Google App Engine

Index Selection and Advanced Search

Alfred Fuller
September 2011

This is one of a series of in-depth articles discussing App Engine's datastore. To see the other articles in the series, see Related links.

The App Engine Datastore supports a fast and efficient means of querying large data sets while providing a relatively flexible set of SQL-like features. We accomplish this by shifting most of the querying cost from query time to write time through prebuilt indexes. Doing so requires knowing the form of all queries that can be possibly run in your application.

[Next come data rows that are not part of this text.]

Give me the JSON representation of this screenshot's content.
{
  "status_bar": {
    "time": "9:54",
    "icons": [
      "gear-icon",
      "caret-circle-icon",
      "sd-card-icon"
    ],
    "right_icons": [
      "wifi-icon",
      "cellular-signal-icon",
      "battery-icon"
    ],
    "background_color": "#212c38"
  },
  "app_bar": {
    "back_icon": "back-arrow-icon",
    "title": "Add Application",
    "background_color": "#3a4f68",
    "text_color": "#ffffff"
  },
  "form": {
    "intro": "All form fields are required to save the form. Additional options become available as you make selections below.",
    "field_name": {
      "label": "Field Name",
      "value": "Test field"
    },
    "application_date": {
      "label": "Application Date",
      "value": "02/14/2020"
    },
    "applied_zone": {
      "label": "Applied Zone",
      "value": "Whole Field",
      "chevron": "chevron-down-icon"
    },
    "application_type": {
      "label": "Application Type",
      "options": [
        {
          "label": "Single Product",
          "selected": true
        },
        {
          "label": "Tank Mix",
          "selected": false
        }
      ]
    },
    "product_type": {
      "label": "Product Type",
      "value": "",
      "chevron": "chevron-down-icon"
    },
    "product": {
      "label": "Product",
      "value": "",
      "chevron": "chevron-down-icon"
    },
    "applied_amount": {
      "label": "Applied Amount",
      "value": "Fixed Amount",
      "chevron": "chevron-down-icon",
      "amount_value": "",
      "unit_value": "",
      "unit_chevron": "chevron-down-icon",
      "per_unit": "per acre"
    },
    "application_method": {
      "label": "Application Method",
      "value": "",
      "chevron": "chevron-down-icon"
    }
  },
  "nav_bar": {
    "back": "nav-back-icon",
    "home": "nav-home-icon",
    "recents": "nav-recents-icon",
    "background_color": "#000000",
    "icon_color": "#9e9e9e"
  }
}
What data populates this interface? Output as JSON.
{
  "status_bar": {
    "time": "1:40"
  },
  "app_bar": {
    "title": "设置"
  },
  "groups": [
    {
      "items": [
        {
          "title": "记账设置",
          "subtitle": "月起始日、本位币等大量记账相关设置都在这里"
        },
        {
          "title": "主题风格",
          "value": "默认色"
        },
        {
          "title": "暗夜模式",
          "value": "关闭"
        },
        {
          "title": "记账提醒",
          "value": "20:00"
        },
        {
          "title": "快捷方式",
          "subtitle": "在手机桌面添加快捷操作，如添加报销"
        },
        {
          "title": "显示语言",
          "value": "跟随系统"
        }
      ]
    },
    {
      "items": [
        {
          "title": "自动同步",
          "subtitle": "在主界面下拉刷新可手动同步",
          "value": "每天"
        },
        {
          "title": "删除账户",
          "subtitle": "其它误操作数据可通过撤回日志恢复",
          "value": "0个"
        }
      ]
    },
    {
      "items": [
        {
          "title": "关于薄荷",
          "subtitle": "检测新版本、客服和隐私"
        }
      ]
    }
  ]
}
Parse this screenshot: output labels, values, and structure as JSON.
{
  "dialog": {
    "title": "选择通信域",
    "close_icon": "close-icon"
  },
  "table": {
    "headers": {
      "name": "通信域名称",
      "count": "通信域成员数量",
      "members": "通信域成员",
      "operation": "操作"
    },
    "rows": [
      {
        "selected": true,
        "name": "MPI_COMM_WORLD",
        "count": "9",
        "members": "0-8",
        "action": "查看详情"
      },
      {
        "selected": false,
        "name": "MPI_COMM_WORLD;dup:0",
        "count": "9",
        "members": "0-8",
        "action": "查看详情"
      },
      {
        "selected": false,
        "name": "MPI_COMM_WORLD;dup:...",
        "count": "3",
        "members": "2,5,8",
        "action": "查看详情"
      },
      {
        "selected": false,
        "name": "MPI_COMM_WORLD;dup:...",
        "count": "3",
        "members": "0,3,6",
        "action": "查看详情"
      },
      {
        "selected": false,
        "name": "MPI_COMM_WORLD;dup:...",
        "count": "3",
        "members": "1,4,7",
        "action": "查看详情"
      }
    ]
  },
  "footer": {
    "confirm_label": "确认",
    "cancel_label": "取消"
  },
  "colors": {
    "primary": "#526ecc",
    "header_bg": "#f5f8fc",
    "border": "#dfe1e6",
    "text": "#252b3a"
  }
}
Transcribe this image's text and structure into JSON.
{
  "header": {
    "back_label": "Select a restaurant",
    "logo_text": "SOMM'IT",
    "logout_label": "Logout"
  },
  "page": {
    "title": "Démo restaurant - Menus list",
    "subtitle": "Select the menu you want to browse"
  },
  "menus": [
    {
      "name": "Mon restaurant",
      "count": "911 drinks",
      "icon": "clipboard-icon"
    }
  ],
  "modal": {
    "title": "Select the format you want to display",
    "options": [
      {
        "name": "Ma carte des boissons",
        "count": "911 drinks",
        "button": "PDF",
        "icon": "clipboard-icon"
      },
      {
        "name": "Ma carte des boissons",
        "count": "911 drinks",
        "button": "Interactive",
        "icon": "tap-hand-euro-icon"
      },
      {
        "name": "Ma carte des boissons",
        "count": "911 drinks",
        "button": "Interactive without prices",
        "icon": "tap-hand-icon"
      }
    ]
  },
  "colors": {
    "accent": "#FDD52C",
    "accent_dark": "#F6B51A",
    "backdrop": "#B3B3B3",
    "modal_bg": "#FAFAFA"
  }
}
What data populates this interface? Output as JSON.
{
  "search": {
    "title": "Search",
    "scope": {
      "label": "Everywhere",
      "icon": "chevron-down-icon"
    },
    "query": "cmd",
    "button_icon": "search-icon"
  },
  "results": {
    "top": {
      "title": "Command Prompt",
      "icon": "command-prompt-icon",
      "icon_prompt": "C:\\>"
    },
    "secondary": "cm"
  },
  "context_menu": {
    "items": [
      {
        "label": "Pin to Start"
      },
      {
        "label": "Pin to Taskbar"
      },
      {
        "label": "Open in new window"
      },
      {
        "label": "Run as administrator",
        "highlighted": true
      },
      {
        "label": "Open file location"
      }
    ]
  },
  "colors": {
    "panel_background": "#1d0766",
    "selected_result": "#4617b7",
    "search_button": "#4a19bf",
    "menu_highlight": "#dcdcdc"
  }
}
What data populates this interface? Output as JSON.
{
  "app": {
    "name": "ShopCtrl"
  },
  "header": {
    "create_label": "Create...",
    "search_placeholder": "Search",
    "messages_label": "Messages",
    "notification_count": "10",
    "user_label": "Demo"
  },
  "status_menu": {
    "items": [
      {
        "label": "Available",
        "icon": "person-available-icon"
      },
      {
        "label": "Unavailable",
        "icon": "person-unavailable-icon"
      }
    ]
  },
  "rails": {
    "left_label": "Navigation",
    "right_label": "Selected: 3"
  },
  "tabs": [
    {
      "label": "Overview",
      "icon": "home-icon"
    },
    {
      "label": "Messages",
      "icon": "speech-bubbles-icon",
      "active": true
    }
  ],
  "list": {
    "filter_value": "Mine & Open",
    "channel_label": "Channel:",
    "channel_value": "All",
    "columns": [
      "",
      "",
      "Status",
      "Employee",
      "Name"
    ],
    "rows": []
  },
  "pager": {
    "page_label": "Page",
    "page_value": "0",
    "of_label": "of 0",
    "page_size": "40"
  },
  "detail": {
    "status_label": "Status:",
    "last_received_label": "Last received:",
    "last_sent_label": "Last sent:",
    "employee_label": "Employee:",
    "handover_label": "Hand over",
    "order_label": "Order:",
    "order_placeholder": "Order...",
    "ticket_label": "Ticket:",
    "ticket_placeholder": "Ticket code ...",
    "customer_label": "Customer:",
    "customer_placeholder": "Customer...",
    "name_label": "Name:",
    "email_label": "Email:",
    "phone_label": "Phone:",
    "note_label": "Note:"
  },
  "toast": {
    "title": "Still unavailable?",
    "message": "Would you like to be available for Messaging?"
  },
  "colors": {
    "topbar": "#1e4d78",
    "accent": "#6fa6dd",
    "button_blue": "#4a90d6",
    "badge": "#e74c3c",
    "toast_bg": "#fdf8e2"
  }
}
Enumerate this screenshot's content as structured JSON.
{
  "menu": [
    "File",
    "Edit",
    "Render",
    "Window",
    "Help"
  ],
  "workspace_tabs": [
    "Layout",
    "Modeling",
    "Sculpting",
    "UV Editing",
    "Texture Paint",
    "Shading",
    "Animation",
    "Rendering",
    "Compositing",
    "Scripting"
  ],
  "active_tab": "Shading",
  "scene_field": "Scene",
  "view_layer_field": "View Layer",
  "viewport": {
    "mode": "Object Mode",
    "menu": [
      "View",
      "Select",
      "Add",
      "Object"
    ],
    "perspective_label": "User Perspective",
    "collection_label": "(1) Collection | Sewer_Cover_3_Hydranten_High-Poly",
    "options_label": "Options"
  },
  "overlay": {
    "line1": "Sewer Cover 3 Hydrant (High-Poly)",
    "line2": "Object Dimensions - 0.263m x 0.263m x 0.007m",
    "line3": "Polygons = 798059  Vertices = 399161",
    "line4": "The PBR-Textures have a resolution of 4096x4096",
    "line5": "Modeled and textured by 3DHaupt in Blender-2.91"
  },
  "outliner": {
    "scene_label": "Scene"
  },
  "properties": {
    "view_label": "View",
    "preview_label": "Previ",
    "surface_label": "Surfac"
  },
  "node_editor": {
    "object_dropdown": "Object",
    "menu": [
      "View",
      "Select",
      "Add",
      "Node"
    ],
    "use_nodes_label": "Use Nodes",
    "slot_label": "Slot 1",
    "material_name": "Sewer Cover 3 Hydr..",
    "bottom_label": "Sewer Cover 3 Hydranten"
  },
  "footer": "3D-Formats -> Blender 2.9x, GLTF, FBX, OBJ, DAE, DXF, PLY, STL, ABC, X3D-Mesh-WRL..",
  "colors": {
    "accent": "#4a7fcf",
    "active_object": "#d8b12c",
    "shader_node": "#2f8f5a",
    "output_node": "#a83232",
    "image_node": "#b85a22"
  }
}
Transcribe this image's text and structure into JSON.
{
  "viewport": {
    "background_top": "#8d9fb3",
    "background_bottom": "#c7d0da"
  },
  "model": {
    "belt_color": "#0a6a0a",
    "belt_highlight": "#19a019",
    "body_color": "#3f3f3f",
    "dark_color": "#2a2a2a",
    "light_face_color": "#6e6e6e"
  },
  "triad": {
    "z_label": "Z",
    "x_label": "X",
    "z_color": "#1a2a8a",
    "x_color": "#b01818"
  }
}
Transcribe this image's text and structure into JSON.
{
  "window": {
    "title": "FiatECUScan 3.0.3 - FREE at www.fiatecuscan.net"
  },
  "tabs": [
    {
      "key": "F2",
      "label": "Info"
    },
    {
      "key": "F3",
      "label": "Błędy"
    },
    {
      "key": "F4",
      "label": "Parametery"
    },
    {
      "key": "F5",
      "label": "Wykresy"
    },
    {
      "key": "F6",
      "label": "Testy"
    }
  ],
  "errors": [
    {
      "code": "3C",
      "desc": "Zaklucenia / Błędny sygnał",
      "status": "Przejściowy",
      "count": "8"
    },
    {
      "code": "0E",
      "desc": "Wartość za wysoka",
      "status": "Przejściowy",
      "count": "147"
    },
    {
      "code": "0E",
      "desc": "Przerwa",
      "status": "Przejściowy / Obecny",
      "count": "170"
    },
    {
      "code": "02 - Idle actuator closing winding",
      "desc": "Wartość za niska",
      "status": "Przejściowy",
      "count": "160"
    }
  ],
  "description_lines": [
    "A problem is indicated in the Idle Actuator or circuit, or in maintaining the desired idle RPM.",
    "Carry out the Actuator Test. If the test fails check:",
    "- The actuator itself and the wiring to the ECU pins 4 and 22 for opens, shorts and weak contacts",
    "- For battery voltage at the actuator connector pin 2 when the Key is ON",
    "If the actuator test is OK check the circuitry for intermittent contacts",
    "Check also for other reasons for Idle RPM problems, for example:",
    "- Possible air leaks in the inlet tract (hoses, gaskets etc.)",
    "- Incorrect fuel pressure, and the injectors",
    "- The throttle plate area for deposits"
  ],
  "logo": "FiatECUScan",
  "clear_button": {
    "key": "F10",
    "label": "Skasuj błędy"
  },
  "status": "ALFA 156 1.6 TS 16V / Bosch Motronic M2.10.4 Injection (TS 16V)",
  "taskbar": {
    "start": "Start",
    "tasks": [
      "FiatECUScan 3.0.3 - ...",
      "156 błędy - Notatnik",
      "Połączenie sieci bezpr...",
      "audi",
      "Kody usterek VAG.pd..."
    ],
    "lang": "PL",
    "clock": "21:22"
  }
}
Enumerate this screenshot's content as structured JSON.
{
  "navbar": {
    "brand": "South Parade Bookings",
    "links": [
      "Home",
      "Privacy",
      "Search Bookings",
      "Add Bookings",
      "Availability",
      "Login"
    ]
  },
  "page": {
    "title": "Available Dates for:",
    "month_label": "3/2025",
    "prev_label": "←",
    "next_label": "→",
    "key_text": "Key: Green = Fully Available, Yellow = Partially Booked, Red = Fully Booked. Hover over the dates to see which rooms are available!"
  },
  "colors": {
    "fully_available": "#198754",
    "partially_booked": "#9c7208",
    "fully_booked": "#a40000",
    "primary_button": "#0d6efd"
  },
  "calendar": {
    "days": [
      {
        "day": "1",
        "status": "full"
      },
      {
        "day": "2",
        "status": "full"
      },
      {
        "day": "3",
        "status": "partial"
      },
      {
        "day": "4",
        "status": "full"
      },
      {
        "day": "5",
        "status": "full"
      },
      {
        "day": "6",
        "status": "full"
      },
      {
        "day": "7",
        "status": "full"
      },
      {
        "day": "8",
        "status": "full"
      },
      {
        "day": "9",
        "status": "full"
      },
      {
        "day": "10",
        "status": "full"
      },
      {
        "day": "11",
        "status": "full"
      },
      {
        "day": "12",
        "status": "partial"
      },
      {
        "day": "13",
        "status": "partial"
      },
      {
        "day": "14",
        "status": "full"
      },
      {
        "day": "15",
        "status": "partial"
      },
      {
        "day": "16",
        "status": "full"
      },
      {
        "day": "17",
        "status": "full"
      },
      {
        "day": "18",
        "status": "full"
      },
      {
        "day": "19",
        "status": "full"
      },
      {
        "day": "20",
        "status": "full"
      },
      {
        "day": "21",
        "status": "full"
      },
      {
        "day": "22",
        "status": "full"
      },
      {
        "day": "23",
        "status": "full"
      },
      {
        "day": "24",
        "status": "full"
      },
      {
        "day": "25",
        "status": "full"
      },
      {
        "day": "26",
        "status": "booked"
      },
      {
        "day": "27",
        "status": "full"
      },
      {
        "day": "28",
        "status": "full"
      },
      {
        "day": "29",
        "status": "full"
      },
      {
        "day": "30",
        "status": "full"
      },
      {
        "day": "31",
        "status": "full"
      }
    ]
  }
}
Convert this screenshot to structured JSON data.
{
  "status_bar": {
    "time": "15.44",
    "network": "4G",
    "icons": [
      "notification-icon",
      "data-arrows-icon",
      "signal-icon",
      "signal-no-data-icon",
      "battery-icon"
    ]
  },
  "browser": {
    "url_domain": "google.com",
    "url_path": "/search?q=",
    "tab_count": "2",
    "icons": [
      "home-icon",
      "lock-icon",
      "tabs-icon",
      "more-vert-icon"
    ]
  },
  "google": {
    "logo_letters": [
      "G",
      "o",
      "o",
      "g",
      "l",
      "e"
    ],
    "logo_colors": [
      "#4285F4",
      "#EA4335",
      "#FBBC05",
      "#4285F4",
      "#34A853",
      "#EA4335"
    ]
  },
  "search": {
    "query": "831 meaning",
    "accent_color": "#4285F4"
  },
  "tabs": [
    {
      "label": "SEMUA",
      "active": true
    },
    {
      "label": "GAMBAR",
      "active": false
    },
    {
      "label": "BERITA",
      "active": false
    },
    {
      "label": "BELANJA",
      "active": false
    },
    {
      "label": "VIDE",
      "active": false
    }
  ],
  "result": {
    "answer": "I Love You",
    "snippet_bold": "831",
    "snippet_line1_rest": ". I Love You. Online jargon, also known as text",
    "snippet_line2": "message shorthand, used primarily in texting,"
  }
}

However, there are situations where it's impossible to know the exact form of a query ahead of time, like when the filters of the query are constructed dynamically based on user input. In these cases, all possible combinations of filters must be supported by the indexes defined by the application. Traditionally, this has required a combinatorial explosion in the number of indexes defined. Recent enhancements to the App Engine Datastore query planner have eliminated the requirement for such a proliferation in an application's indexes. This article describes how to take full advantage of these enhancements.

For brevity, we are using a shorthand notation for index definitions. The following definition denotes an index of kind model, with property prop1 ascending and prop2 descending:

Index(model, prop1, -prop2)

This is equivalent to the following configuration in index.yaml:

indexes:
- kind: model
  ancestor: no
  properties:
  - name: prop1
  - name: prop2
    direction: desc

or this configuration in datastore-indexes.xml:

<datastore-indexes>
    <datastore-index kind="model" ancestor="false">
        <property name="prop1" direction="asc" />
        <property name="prop2" direction="desc" />
    </datastore-index>
</datastore-indexes>

For more information, see Index Configuration (Python | Java).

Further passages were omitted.